In the letter, the artists say that unchecked AI will set in motion a race to the bottom that will degrade the value of their work and prevent them from being fairly compensated. “This assault on human creativity must be stopped,” they write. “We must protect against the predatory use of AI to steal professional artist’ voices and likenesses, violate creators’ rights, and destroy the music ecosystem.”

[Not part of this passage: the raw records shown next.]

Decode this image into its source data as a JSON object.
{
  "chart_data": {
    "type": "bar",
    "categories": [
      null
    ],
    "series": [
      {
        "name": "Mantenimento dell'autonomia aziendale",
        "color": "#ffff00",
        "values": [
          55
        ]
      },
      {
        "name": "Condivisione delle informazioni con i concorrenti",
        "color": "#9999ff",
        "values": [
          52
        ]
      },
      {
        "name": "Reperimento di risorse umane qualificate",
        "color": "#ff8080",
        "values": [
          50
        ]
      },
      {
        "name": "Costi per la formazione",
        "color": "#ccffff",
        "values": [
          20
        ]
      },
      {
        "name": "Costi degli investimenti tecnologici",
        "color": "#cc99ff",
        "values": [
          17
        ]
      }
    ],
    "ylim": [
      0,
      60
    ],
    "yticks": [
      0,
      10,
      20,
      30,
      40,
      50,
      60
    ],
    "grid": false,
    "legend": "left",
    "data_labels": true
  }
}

The emphasis on the word “human” in the letter is notable (“human artist” was used twice and “human creativity” and “human artistry” are used once, each) because it suggests the clear distinction they are drawing between the work of human artists and the output of AI systems. It implies recognition that we’ve entered a new era where not all creative output is made by people.
The letter concludes with a call to action, urging all AI developers, technology companies, platforms, and digital music services to pledge not to develop or deploy AI music-generation technology, content, or tools that undermine or replace the human artistry of songwriters and artists or deny them fair compensation for their work.
While it’s unclear whether companies will meet those demands, so far, protests from visual artists have not stopped development of ever-more advanced image-synthesis models. On Threads, frequent AI industry commentator Dare Obasanjo wrote, “Unfortunately this will be as effective as writing an open letter to stop the sun from rising tomorrow.”